Sample reaction stirring technology and probe technology: The traditional reaction stirring technology adopts magnetic bead type and vortex stirring type. The current popular stirring technology is a stirring unit composed of multiple groups of stirring rods that imitate the manual cleaning process. When the first group of stirring rods is stirring the sample/reagent or mixed solution, the second group of stirring rods performs high-speed and high-efficiency cleaning at the same time. The set of stirring bars also undergoes a warm water washing and air drying process at the same time. In the design of a single stirring rod, a new type of spiral high-speed rotating stirring is adopted, and the rotation direction is opposite to the spiral direction, thereby increasing the stirring force, the stirred liquid does not foam, and reducing the scattering of light by microbubbles. Reagent and sample probes are based on the principle of early capacitive sensing, but slightly improved to increase the alarm of blood clots and protein clots, and re-test results according to the alarm level, reducing sample aspiration errors and improving the reliability of test results. . Large-scale biochemical instruments can detect more than 1,000 tests per hour, so automatic retesting is very important. Subjective evaluation of test results and manual retesting can no longer meet clinical needs.

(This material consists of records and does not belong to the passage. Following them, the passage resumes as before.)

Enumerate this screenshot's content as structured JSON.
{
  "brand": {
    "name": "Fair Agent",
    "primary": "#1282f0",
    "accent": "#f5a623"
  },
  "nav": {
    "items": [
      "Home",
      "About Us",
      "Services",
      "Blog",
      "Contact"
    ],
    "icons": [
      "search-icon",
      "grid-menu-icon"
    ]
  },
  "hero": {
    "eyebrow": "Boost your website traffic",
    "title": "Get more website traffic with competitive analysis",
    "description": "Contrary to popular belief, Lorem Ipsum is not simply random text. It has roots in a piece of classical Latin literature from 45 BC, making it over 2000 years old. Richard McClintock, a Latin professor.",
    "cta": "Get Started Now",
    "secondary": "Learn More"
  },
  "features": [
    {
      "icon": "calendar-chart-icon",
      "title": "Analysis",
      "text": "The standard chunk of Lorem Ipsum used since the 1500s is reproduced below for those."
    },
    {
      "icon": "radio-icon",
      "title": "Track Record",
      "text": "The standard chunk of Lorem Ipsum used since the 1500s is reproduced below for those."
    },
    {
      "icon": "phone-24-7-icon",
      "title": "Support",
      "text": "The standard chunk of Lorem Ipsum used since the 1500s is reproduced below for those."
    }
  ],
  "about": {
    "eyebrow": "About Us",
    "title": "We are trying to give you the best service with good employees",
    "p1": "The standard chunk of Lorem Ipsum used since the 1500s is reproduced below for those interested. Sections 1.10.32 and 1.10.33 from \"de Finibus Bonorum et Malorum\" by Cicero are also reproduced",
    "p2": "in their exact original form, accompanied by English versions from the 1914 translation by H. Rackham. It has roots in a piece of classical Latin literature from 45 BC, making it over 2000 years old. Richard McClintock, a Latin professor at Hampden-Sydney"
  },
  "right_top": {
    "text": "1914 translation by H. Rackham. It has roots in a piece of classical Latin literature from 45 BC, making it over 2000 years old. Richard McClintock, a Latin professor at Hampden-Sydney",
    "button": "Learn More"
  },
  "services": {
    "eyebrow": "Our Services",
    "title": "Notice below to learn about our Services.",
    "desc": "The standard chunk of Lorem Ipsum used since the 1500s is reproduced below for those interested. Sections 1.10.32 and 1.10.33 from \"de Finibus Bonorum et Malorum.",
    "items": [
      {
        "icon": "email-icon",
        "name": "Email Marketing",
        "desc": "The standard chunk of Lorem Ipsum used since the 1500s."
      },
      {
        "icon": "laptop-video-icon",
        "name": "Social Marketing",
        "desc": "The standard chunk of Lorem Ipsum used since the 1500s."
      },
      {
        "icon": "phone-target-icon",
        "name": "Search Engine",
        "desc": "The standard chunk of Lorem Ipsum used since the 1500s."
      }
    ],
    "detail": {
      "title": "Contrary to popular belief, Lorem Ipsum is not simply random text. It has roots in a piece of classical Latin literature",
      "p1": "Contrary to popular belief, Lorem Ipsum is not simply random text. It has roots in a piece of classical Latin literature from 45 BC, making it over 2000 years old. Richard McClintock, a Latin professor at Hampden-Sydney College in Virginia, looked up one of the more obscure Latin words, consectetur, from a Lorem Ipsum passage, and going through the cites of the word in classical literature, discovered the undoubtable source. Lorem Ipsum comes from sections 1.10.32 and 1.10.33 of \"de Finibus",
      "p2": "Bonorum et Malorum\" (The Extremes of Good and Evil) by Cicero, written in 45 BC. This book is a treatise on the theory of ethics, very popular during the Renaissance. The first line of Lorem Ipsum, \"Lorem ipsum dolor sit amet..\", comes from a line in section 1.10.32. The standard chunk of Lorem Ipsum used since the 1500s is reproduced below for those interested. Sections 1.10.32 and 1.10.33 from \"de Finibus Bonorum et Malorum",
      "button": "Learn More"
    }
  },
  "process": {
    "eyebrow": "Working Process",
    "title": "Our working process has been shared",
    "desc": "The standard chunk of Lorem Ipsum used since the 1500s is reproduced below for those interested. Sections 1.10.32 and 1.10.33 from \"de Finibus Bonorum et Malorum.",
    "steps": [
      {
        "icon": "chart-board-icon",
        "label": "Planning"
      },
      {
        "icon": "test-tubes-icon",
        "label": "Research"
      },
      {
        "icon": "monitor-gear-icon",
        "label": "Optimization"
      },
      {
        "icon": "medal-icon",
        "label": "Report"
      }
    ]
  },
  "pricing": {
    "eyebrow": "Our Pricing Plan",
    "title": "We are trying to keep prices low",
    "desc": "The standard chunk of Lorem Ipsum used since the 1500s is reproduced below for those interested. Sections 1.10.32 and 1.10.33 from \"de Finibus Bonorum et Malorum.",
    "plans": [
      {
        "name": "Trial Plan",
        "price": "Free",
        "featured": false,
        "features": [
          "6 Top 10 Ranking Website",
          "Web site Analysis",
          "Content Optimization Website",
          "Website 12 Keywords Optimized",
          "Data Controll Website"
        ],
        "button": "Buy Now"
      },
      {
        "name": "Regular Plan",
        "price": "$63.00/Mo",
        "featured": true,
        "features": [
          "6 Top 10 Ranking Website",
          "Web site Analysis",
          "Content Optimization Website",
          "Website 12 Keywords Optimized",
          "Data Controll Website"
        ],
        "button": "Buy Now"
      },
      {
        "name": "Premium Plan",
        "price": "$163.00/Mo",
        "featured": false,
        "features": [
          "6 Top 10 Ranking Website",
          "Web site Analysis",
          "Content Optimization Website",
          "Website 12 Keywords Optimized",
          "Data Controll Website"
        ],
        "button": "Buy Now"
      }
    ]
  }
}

Other aspects: barcode recognition of reagents and samples and computer login. Due to the lack of barcode recognition function of early biochemical instruments, there are more opportunities for errors. In recent years, both imported and domestic chemical instruments have adopted barcode detection. The use of this technology in biochemical instruments has provided technical support for the development of high-speed ACA, and also made the instrument quite supportive. The software development is simple and easy, therefore, barcode detection is the basis for the intelligence of the instrument. Open reagents, as an important factor for hospitals to choose models, whether the instrument supports open reagents is very important. After the reagents are opened, hospitals and scientific research units can choose their own reagent suppliers, and have a greater degree of freedom in measuring the price, the reliability of the test results, and the validity period of the reagents. Ion Selective Electrode Analysis Accessory (ISE), human serum and urine electrolyte indicators are very important, and hospitals can save money by adding ISE to the ACA system.